Painted ladies II
After the failure of last week there feels like a lot of time to make up and I do wonder if I am wasting too much time on the image of the Painted Ladies. This will be the third version, and as large I want to, as I feel much of the impact comes from the framing and whitespace at this scale. The single sheet of 1000mm x 700mm Fabriano provides the right balance for the A2 printed area, creating a sense of scale, but also a sense of isolation and focus, with the eye drawn to the centre of the work.
Luckily, I do have the black slabs from last week’s failure, and even more fortuitously I was spot on with the (adjusted on the fly) sizing, such that when I put the mid-tone down it perfectly aligns with the slab. This is undoubtedly the most successful this technique has been, though inexplicably the white doesn’t lay down as accurately, even though the registration on the flip sheet seemed perfect. In spite of this, I am incredibly satisfied with the results. Everything I liked about the original mini-print is retained in the final print. Though the mid-tone is perhaps too dark the contrast between the three inks is perfect – earie and intriguing, with the tones fighting their way up from the black, simultaneously dark and light, in a total juxtaposition to how they would appear if printed traditionally.
Even though I know every detail of the image by now, I still love finding the light left on in one of the top right hand windows, each time I have printed this image I have read it as a mistake on the screen, negative or print, and it always delights me to realise that it is meant to be there. And not just meant to be there, but there as perfect narrative stroke, perhaps a perfect distillation of everything I am looking for in my work at the moment.

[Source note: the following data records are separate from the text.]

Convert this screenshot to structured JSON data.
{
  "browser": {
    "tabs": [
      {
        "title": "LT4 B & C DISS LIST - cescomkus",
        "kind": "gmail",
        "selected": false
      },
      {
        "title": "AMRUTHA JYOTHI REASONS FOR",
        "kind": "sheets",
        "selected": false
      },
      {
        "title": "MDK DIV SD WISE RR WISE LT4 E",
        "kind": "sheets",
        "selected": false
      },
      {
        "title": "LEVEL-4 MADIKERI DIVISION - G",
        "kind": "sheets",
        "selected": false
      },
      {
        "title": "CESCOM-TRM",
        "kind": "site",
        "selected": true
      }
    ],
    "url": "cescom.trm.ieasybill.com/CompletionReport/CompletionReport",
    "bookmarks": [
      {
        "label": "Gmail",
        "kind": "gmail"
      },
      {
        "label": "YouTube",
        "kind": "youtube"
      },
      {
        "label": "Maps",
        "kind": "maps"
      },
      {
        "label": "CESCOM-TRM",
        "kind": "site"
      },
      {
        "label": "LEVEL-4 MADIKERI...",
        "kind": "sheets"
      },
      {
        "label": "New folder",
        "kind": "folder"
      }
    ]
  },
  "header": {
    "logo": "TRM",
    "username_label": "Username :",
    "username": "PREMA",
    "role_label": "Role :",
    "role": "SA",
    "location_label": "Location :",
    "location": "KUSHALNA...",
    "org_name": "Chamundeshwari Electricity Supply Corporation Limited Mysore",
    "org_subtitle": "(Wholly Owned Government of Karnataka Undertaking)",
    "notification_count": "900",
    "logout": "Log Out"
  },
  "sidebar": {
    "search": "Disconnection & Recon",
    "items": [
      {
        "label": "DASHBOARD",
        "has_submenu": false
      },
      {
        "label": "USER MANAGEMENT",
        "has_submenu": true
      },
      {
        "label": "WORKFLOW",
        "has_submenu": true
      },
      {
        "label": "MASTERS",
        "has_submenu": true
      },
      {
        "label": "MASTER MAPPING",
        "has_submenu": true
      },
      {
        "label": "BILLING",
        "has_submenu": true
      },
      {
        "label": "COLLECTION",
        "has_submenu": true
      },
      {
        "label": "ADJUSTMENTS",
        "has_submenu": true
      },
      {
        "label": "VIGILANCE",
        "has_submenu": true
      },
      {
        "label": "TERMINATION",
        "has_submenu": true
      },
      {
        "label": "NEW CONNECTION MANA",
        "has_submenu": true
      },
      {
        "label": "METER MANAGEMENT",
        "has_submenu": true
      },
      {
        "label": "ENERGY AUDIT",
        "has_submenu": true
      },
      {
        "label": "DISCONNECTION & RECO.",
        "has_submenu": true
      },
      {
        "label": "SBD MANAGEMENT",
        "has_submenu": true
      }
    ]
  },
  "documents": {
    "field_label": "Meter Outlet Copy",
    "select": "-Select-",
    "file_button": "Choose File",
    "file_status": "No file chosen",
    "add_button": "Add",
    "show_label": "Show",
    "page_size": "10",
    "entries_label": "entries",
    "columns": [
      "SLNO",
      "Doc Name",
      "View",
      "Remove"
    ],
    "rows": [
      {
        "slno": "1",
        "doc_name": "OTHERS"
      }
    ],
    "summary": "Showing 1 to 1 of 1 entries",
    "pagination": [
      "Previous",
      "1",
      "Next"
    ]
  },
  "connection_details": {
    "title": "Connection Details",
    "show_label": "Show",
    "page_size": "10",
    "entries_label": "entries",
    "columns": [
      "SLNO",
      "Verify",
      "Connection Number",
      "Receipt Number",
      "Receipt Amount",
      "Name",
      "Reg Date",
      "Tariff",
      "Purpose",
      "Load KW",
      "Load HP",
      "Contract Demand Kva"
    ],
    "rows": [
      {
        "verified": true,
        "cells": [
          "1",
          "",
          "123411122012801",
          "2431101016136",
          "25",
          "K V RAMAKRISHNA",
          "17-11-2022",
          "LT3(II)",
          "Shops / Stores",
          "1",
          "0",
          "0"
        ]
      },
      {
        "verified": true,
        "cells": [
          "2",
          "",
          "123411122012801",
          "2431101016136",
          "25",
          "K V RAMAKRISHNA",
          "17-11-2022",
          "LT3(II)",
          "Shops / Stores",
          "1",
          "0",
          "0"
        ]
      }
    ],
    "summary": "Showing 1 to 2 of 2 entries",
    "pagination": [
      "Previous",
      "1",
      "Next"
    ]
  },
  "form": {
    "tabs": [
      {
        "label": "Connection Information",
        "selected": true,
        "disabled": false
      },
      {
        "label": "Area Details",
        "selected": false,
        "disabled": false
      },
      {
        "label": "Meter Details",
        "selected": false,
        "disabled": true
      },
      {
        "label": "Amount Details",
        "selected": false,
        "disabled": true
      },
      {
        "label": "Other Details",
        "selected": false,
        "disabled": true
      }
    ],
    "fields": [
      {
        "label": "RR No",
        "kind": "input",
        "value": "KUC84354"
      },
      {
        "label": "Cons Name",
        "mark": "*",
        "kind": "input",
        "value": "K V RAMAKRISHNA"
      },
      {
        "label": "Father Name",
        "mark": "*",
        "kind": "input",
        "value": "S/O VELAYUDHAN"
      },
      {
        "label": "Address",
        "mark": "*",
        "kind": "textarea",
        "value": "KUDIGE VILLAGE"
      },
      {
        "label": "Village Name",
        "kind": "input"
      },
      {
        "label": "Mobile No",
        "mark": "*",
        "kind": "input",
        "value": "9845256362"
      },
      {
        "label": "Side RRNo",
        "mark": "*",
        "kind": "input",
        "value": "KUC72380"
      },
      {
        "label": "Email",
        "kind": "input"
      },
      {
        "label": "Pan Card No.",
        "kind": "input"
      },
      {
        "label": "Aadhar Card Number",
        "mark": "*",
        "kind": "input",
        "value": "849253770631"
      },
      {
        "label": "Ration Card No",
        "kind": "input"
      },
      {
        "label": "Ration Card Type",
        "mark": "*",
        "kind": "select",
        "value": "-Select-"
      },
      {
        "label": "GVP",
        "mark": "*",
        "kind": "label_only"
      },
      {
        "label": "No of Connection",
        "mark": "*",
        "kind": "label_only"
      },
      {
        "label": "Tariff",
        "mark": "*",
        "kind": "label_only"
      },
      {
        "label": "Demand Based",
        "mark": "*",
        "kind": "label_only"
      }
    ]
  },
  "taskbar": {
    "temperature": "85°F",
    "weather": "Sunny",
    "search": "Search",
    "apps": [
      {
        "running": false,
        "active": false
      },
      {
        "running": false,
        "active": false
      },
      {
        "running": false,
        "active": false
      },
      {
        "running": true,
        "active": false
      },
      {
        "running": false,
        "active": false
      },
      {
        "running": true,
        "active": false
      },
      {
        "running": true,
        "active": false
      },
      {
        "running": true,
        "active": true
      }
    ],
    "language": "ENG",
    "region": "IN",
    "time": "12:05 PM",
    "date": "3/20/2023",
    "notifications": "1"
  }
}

I remember noticing the single lone lamp in the upstairs window of the brownstone as I was shooting, but barely hoped that the pinhole lens would capture the detail, as random and fickle as it so often is, much less that it would transfer to the print so powerfully.
Now in many ways it represents everything excites me about these images, the mystery and isolation, the intrigue and loneliness of this single illumination, perhaps providing comfort for that last individual, the last soul on The Quiet Earth.
Today we were also lucky enough to have lino printer Paul Catherall visit and talk to us about his practice. His work is so detailed, purposful and colourful, but I do find myself engaging with it more as a graphic designer/illustrator, though I am utterly staggered by the complexity and precision of his technical process. In addition to the creative exploration of his practice, Paul’s talk also provides a lot of insight into the business side of printmaking/illustration, from how to get the exposure you need (and people at your private view!) to how to price and sell commissions and editions.
Perhaps most enlightening for me though is the realisation that my work is not in any way about architecture or sense of place in the way that Paul’s is in total celebration of both these things. I realise that so often where my subject is unsuccessful, is where I have placed significance in either the aesthetic for or identity of a building or landscape. I don’t want to create recognisable celebrations of places (as with Oldbury), rather I want these buildings and landscapes to take on their own narrative and identity within my own imagined environment. They must be anonymised in this world to take on their identity in mine.